Labor Left weighs up plan for ‘drastic’ climate policy
Mark Butler signals he won’t back down to Joel Fitzgibbon’s plea for Labor to adopt a more moderate climate agenda.
Opposition energy spokesman Mark Butler has signalled he will not back down to Joel Fitzgibbon’s plea for Labor to adopt a more moderate climate change agenda, with the Left faction heavyweight urging environmental activists to push the party to be “more ambitious and more courageous” on the issue.
Mr Butler, a rival to Mr Fitzgibbon in the party’s climate debate, also warned Australia could be hit with “carbon tariffs” if Joe Biden was elected US president because of the Coalition’s emissions policies.
His comments, made at a “climate and environment virtual town hall event” on Wednesday night, were praised by Labor MP Ged Kearney as showing the party was committed to “drastic action” in combating climate change.
“I think you can hear from Mark’s comments there that he is all for drastic action, absolutely, to fight climate change,” said Ms Kearney, who organised the event for climate change activists in her inner Melbourne electorate of Cooper.
Senior Labor Left MPs on Thursday criticised Mr Fitzgibbon, the Right faction convenor, for warning Labor could split into two separate parties if it failed to bring together its working-class and socially progressive supporter bases.
Mr Fitzgibbon, who has labelled Labor’s focus on climate change as “almost obsessive”, is pushing for the party to adopt the Coalition’s 2030 emissions targets in an effort to bolster the party’s stocks with working-class and regional areas.
Mr Butler was the architect of Labor’s pre-election climate policies, including the contentious target to reduce carbon emissions by 45 per cent of 2005 levels by 2030.
The South Australian MP told activists on the zoom event, which also featured environment spokeswoman Terri Butler, the Labor Party did “not want an easy time” in developing green policies.
“We want to be pushed, continue to be encouraged and prodded, to be more ambitious and more courageous,” Mr Butler told the meeting.
“I’m not going to pretend I don’t have dark days in this policy area.
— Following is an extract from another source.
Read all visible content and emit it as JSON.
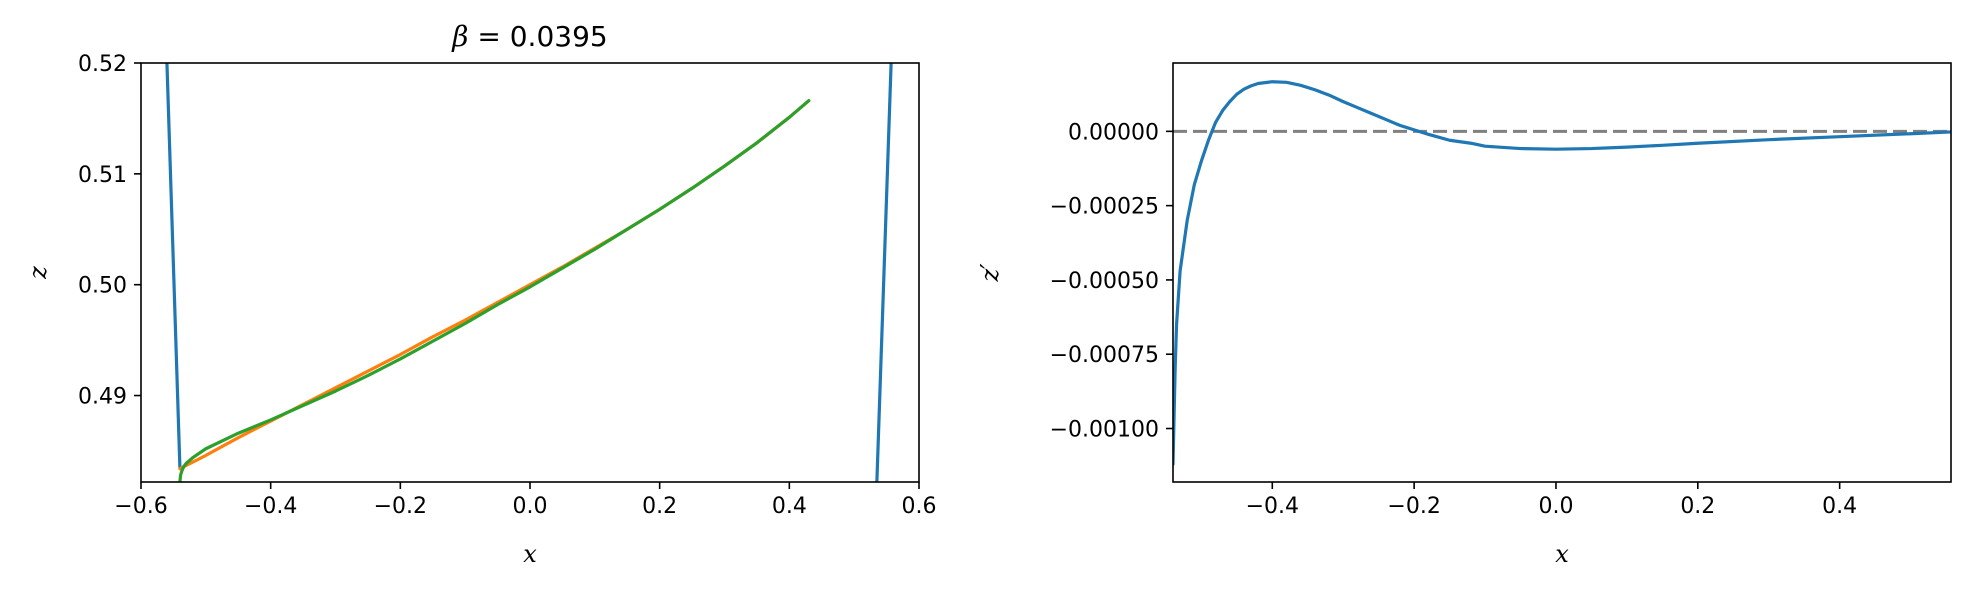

There are many of them because this is deeply serious and we are failing generations and the rest of the world terribly in a rich country like this for so many greenhouse gases coming out of our economy. We are just not living up to what we should.”
Mr Fitzgibbon has attacked the influence of environmental activists within the party from the Labor Environment Action Network.
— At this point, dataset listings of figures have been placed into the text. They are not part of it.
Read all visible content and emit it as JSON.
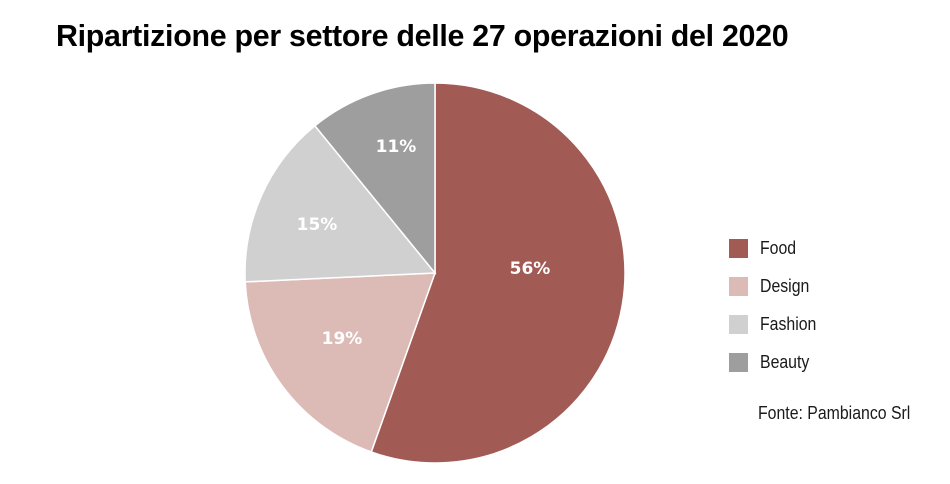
{
  "chart_data": {
    "type": "pie",
    "title": "Ripartizione per settore delle 27 operazioni del 2020",
    "categories": [
      "Food",
      "Design",
      "Fashion",
      "Beauty"
    ],
    "values": [
      56,
      19,
      15,
      11
    ],
    "labels": [
      "56%",
      "19%",
      "15%",
      "11%"
    ],
    "colors": [
      "#a25a55",
      "#dcbbb7",
      "#d0d0d0",
      "#9e9e9e"
    ],
    "start_angle": "top (12 o'clock), clockwise",
    "legend_position": "right",
    "source": "Fonte: Pambianco Srl"
  },
  "title": "Ripartizione per settore delle 27 operazioni del 2020",
  "legend": [
    {
      "label": "Food",
      "color": "#a25a55"
    },
    {
      "label": "Design",
      "color": "#dcbbb7"
    },
    {
      "label": "Fashion",
      "color": "#d0d0d0"
    },
    {
      "label": "Beauty",
      "color": "#9e9e9e"
    }
  ],
  "slices": [
    {
      "label": "56%"
    },
    {
      "label": "19%"
    },
    {
      "label": "15%"
    },
    {
      "label": "11%"
    }
  ],
  "source": "Fonte: Pambianco Srl"
}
With Labor in an internal debate over whether to back the Coalition’s proposal for a gas-led recovery from the COVID-19 crisis, Mr Butler told the meeting that Anthony Albanese supported a renewables-led recovery.
He said Mr Biden was campaigning on “the most progressive climate package platform anyone has ever taken to a US election”.
“And one of the elements of that platform is the US president will impose carbon tariffs on countries, frankly like Australia, that don’t have adequate climate policies,” Mr Butler said.
Playing down Mr Fitzgibbon’s concerns about a split, the Opposition Leader on Thursday declared the party could unite its divergent bases by being “true to our values”.
The Opposition Leader said Labor was a “modern party” that needed to be serious about taking strong action on climate change.
“The Labor Party has changed over a period of time. There were once people in the Labor Party who supported the White Australia policy, it was one of our founding planks. We changed,” Mr Albanese said.
Opposition education spokeswoman Tanya Plibersek said Mr Fitzgibbon should not have raised the prospect of a split during the COVID-19 pandemic.
“It’s beyond me why anyone’s talking about this when we have vulnerable people dying in nursing homes. People need to get their priorities straight,” Ms Plibersek said.
Opposition financial services spokesman Stephen Jones, from the regional NSW electorate of Whitlam, said there was nothing new about Labor needing to appeal to inner-city and bush voters.
“We do best when we focus on the issues that unite these groups: income, cost of living, and a plan to bring the whole country forward,” Mr Jones tweeted.